So somebody asked me to talk about whether or not geocaching is dying. People who have crunched numbers are finding that there are fewer active cachers at least in North America and Australia. Well, I haven’t been doing this as long as some people (only three months), but I’ve got a few ideas about it.
I think the the first thing to consider is the general economy. Caching, while fairly inexpensive in the greater sense, has a cost. Gas, tools, travel in general cost money. Free time is in short supply, especially when people lack paid time off or are scraping by in the gig economy. I’m sure there are some of you who are thinking “It’s not that expensive,” but that might not be everybody. A lack money and time may make caching difficult, possibly less attractive for someone who isn’t already invested in it.
The second is the ease of entry into the hobby. Now, you would think that this is a bonus, but I think it’s a bit of a liability. It used to be that you needed a GPS and a willingness to go to remote places. Now it’s as simple as downloading an app and wandering around the city. Which is great, but easy in also means, for lack of a better term, easy out. How many times have I seen years old log entries from finders with under 10 finds? A great many.

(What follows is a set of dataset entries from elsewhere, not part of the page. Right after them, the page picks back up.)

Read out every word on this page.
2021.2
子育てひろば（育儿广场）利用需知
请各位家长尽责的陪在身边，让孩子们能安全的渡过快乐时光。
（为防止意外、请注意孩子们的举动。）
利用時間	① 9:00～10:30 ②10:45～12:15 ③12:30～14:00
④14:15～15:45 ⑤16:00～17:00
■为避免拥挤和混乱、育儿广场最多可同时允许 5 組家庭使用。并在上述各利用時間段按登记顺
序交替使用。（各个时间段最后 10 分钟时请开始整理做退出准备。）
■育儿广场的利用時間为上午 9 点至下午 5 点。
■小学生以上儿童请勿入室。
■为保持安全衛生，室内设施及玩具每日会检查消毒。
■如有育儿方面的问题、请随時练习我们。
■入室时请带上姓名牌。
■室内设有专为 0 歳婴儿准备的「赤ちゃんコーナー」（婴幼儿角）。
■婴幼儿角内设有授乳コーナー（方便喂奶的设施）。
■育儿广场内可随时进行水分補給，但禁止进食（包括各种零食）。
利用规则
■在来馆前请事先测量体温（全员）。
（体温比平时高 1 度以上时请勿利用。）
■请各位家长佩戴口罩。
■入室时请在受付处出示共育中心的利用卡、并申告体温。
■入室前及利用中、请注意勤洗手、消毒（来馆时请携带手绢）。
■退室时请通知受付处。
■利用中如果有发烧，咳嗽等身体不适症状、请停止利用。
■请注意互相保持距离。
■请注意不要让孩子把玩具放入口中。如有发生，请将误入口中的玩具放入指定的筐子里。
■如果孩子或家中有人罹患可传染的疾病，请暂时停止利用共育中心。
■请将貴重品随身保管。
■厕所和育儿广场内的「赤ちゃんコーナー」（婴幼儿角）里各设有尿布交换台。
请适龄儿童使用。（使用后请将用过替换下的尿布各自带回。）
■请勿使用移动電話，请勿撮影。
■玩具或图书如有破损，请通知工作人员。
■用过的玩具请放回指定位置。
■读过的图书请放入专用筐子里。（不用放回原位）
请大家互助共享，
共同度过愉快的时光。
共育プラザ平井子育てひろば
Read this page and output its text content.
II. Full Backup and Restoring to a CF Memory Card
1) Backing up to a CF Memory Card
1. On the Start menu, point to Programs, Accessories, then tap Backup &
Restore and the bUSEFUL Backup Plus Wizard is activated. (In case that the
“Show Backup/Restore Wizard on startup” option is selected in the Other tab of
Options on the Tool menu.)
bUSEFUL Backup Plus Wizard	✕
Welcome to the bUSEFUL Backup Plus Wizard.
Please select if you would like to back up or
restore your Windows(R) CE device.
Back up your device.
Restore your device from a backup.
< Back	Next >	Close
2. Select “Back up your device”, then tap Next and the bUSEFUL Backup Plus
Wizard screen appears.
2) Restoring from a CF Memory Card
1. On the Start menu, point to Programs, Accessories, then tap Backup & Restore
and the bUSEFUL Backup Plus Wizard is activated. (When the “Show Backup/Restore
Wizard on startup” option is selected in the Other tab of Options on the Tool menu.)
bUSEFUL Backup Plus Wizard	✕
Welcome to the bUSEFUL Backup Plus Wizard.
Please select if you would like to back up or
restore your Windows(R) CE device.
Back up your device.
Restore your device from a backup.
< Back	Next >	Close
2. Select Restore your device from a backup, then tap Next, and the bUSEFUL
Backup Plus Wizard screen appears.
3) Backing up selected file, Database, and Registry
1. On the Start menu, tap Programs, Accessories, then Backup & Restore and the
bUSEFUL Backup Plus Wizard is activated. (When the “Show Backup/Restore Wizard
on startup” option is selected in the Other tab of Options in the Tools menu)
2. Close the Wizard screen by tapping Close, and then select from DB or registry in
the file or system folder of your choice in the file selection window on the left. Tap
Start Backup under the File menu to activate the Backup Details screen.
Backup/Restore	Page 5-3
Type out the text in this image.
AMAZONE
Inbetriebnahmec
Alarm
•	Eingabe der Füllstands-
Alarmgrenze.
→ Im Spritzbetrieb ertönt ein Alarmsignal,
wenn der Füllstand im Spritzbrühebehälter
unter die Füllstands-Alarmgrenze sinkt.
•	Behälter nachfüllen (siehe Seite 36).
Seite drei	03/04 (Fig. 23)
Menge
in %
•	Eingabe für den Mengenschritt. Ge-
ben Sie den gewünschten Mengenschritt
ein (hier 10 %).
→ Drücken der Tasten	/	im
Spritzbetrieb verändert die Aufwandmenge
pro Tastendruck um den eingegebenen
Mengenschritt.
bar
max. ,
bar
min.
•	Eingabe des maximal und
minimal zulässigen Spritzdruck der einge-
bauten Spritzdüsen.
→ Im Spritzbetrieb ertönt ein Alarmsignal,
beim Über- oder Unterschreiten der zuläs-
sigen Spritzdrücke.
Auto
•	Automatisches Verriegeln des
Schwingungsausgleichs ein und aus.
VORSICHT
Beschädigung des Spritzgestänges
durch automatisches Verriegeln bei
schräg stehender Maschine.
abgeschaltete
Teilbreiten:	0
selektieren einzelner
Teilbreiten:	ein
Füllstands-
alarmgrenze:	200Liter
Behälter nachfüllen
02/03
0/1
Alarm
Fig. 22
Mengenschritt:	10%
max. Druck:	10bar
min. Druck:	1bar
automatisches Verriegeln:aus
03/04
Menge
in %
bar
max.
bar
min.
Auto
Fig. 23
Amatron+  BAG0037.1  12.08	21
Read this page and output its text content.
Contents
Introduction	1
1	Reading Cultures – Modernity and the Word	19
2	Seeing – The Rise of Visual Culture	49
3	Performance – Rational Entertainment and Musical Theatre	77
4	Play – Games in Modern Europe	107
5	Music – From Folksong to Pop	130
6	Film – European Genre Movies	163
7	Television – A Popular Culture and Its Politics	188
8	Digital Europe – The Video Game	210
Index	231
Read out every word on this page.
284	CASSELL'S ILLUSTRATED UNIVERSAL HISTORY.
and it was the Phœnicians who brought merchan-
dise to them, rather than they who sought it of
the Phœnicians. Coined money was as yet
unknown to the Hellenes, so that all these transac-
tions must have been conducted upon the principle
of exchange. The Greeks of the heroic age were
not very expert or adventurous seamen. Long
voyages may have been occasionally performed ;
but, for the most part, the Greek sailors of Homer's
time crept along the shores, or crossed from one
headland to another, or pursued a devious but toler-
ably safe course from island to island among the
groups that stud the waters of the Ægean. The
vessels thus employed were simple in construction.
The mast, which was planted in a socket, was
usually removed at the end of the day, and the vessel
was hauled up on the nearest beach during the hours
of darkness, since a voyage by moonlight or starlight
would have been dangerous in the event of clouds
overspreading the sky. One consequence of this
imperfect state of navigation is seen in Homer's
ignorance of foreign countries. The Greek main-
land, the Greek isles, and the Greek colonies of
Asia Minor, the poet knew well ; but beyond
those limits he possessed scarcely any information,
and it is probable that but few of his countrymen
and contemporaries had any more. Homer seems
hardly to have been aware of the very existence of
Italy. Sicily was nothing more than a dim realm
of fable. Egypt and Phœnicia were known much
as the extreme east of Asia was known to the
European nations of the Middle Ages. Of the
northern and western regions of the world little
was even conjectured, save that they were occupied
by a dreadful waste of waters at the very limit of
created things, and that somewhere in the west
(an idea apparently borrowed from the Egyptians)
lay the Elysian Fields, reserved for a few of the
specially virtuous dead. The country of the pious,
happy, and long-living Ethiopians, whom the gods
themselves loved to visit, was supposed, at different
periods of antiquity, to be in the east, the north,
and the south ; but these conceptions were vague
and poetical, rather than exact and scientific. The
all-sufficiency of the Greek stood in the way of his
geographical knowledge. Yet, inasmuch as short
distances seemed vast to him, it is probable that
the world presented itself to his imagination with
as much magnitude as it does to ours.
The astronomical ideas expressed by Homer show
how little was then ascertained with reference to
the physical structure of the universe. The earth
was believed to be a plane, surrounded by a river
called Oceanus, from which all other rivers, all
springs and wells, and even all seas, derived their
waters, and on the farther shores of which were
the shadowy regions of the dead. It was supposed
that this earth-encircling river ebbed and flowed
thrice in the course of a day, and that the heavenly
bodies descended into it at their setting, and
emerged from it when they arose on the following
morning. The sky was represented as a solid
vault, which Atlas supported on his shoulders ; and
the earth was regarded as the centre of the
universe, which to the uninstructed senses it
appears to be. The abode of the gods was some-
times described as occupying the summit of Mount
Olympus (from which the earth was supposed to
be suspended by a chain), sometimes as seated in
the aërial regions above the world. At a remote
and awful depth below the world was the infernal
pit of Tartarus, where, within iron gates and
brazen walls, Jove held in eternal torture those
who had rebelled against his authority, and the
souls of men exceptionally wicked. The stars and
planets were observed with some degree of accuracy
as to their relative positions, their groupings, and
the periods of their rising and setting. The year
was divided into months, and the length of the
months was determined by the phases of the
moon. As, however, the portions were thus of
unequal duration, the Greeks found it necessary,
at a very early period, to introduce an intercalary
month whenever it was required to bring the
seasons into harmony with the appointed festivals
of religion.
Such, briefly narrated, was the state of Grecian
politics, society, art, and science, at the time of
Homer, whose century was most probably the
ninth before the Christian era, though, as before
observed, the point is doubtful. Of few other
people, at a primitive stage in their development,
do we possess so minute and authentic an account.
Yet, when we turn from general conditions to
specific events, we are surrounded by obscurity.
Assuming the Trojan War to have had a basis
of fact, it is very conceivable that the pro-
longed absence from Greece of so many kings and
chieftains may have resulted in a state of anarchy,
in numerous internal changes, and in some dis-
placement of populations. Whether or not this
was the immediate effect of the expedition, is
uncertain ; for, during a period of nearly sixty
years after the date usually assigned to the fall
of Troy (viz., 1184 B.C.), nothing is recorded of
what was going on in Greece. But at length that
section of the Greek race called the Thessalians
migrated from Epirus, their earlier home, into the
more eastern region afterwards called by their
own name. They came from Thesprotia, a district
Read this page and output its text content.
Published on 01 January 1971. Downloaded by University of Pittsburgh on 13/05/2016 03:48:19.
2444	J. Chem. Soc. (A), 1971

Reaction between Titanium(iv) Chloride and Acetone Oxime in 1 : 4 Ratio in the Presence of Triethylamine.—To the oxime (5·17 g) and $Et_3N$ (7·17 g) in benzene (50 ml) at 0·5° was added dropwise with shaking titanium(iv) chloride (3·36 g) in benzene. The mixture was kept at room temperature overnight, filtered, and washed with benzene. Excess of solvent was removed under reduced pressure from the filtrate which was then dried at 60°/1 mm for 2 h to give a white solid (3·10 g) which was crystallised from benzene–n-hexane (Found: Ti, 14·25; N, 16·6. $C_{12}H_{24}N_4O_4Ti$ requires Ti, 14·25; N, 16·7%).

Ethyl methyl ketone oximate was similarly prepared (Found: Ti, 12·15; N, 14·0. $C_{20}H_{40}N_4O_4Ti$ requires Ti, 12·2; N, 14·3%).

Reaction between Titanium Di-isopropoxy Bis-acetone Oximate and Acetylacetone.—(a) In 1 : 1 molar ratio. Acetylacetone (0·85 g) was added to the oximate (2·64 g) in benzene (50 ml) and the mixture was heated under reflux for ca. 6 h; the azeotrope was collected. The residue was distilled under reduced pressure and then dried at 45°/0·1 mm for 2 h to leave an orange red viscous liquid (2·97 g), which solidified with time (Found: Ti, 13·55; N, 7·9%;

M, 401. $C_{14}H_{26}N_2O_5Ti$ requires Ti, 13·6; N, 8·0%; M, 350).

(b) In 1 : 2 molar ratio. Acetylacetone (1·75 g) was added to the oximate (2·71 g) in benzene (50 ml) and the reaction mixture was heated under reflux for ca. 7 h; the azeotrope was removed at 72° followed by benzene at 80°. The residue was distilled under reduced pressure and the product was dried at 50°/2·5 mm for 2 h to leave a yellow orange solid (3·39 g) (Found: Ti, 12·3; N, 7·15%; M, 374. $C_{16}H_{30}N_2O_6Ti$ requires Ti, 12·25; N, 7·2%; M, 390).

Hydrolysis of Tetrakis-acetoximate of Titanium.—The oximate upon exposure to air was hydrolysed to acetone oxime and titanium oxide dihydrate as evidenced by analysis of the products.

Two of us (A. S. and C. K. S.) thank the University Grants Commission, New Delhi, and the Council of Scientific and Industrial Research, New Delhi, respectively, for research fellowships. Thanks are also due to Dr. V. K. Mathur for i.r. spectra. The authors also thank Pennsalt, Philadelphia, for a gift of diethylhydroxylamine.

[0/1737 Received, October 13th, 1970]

Thirdly, the plethora of other choices is mind boggling. Mobile games like Pokemon Go and Ingress are quite similar. Munzee is basically geocaching with QR codes and points. And then there are other things not mobile related: board games, RPGs, Netflix, and any number of activities and entertainments. That’s a lot of competition there.
Lastly, I think cache quality and saturation might be a bit of a problem. There are lots of them out there, but a great many are not very inspired. I’m not judging because my only current hide is a magnetic LPC. In all the caches I’ve found, I’ve probably only found about 10 that are truly memorable. Older cachers are more likely to make more memorable caches, but as they fall out, you get fewer great caches and the great ones eventually fall into archive, leaving tons of 1.5’s and micros in trees.
So that’s what I think is going on with geocaching right now. And next time I’m going to say what I think we can do about them.
2 thoughts on “Is Geocaching Dying? Part 1”
It would be great if they had an event in the style of a hunt to thin out the herd. Cachers go around and refurbish or remove the decrepit caches. I think some people are afraid that they might get “yelled at” if they decide to remove an abandoned cache from a CO that hasn’t logged in since 2013 and request it archived, but what we need is more proactivity in that area. They say there are 3,000,000 caches out now, but I wonder what percentage of those are taken care of.